O conjunto mais frio de números de junho não está nos candles (K-lines), mas na tabela de subscrições e resgates dos ETFs。
De acordo com a CoinDesk, o ETF de bitcoin spot dos EUA teve uma saída líquida de US$ 4,5 bilhões em junho, estabelecendo o pior recorde mensal desde o seu lançamento。
Esse número é 29% maior do que o pior mês anterior, e no fim do mês houve resgates consecutivos por 9 dias de negociação。
Isso mostra uma coisa: o ETF não é apenas um “canal de fé” que só entra dinheiro; ele também funciona como uma válvula de alívio de risco para capital institucional。
Nos últimos seis meses, a maior mudança trazida pelos ETFs spot $BTC foi inserir o bitcoin na lista de alocação de ativos do capital tradicional。

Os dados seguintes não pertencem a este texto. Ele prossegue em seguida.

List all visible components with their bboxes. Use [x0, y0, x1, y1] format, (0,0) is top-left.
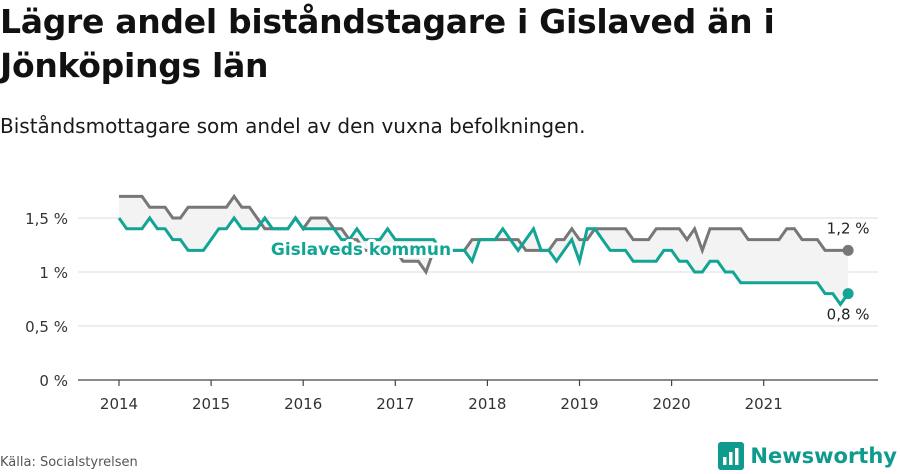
series-label-halo: Gislaveds kommun [271, 240, 451, 260]
source-note: Källa: Socialstyrelsen [0, 455, 138, 470]
x-tick-label: 2018 [468, 395, 506, 413]
series-line-kommun-end-point [842, 288, 854, 300]
y-tick-label: 0 % [39, 372, 68, 390]
y-tick-label: 0,5 % [25, 318, 68, 336]
brand-logo[interactable]: Newsworthy [718, 441, 897, 471]
series-line-lan-end-point [842, 244, 854, 256]
chart-subtitle: Biståndsmottagare som andel av den vuxna… [0, 114, 586, 138]
chart-title: Lägre andel biståndstagare i Gislaved än… [0, 2, 775, 85]
x-tick-label: 2015 [192, 395, 230, 413]
brand-name: Newsworthy [750, 444, 897, 468]
x-tick-label: 2016 [284, 395, 322, 413]
newsworthy-logo-icon [718, 442, 745, 470]
end-label-kommun: 0,8 % [827, 306, 870, 324]
x-tick-label: 2014 [100, 395, 138, 413]
series-line-kommun [117, 215, 850, 307]
y-tick-label: 1,5 % [25, 210, 68, 228]
x-tick-label: 2019 [560, 395, 598, 413]
series-label-kommun: Gislaveds kommun [271, 240, 451, 260]
end-label-lan: 1,2 % [827, 219, 870, 237]
difference-band [119, 196, 849, 305]
y-tick-label: 1 % [39, 264, 68, 282]
x-tick-label: 2021 [745, 395, 783, 413]
x-tick-label: 2020 [653, 395, 691, 413]
x-tick-label: 2017 [376, 395, 414, 413]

Mas, depois de entrar, ele passa a ser rebalanceado junto, afetado junto pelas expectativas macro, e enfrentará também, em conjunto, as ações de redução de posição no fim de trimestre e no fim do mês。

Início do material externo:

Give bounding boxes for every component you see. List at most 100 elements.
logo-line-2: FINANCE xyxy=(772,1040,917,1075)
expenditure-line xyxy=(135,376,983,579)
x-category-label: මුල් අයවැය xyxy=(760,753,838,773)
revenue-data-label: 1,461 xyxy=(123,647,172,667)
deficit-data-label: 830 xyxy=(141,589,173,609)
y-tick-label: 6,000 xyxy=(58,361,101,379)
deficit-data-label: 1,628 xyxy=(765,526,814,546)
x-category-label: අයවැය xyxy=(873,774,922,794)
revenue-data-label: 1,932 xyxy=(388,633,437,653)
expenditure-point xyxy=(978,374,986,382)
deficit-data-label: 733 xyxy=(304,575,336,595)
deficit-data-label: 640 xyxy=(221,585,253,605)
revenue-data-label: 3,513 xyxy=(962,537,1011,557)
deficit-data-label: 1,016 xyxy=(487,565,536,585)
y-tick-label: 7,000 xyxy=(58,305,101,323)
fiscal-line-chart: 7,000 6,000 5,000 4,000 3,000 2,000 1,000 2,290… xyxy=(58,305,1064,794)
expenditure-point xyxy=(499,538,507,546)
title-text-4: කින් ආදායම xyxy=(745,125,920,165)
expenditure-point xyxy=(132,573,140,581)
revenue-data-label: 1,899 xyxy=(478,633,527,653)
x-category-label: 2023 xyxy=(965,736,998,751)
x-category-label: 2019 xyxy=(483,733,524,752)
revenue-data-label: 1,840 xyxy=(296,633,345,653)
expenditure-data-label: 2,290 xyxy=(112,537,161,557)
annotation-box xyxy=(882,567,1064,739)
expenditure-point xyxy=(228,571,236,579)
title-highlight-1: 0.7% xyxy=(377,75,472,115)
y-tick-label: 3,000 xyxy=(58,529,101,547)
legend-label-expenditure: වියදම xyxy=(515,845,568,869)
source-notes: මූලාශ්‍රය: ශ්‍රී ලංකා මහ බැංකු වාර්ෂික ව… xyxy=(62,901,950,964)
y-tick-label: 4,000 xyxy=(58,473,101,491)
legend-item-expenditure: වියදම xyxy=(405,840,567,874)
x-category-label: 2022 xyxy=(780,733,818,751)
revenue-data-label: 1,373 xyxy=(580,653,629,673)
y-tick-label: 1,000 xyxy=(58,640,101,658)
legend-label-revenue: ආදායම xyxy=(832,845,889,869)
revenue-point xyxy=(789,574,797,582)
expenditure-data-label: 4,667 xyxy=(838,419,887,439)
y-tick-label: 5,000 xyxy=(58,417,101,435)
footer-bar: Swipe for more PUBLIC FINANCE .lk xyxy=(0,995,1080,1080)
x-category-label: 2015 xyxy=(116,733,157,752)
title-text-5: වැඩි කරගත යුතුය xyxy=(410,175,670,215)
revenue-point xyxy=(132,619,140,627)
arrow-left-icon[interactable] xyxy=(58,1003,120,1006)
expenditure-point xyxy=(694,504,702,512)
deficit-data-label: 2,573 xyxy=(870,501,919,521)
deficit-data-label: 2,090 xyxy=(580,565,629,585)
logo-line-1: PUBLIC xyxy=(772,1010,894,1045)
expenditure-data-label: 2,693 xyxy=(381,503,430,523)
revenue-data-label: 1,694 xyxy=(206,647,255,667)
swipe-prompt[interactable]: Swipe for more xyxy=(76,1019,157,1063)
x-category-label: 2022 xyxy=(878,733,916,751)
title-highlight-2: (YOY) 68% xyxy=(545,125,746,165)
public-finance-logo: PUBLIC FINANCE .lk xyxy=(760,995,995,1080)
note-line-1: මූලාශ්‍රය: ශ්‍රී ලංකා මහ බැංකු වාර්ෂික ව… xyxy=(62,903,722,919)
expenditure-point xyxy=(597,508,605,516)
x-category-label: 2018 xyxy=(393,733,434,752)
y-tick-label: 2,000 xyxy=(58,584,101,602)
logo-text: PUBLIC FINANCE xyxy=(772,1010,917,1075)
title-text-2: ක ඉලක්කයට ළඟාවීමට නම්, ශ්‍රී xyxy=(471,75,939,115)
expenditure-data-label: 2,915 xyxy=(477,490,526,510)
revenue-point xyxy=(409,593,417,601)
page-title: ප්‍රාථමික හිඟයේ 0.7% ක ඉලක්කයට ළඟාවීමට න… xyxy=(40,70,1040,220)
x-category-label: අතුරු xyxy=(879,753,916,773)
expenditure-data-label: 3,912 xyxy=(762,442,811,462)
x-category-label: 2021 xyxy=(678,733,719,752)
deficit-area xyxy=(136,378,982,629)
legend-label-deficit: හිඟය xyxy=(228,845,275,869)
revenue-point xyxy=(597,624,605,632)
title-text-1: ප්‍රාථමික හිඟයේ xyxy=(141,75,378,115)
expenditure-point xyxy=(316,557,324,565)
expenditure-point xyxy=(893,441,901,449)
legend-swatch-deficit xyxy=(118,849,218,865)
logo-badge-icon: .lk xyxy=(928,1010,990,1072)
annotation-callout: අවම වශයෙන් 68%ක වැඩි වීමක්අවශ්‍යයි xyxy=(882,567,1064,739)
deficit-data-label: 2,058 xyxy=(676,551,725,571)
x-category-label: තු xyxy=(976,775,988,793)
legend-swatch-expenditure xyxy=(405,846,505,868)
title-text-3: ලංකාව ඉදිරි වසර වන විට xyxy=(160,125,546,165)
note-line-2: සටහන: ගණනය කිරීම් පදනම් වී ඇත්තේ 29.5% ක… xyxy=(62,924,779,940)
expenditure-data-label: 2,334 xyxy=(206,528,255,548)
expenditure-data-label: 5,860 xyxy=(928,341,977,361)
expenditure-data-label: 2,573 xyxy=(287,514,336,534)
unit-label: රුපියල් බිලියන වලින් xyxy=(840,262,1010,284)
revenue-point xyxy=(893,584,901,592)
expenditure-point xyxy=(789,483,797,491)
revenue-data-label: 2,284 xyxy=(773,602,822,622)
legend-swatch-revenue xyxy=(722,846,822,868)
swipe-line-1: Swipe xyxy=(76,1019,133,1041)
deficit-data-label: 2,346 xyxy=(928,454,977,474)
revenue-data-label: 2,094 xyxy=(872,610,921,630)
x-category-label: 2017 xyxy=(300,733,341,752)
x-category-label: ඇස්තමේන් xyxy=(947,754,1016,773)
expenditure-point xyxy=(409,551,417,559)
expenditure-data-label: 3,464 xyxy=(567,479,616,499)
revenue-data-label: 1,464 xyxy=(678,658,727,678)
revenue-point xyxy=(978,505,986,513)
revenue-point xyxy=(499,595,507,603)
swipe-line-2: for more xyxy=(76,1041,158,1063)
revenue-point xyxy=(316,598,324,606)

Isso é diferente da lógica dos antigos players on-chain.
Os veteranos olham para o ciclo de quatro anos; as instituições olham para a volatilidade, para o valor da cota (NAV) e para os resgates dos clientes。
Por isso, embora o bitcoin tenha caído cerca de 20% em junho, não dá para entender isso apenas como um colapso emocional do próprio mercado cripto。
Mais precisamente, é a primeira vez na era dos ETFs que as contas frias do capital tradicional foram pressionadas integralmente sobre o bitcoin。
O lado positivo é que a quantidade de bitcoin nos endereços de detentores de longo prazo ainda está perto das máximas, indicando que as “peças” na base não afrouxaram de forma abrangente。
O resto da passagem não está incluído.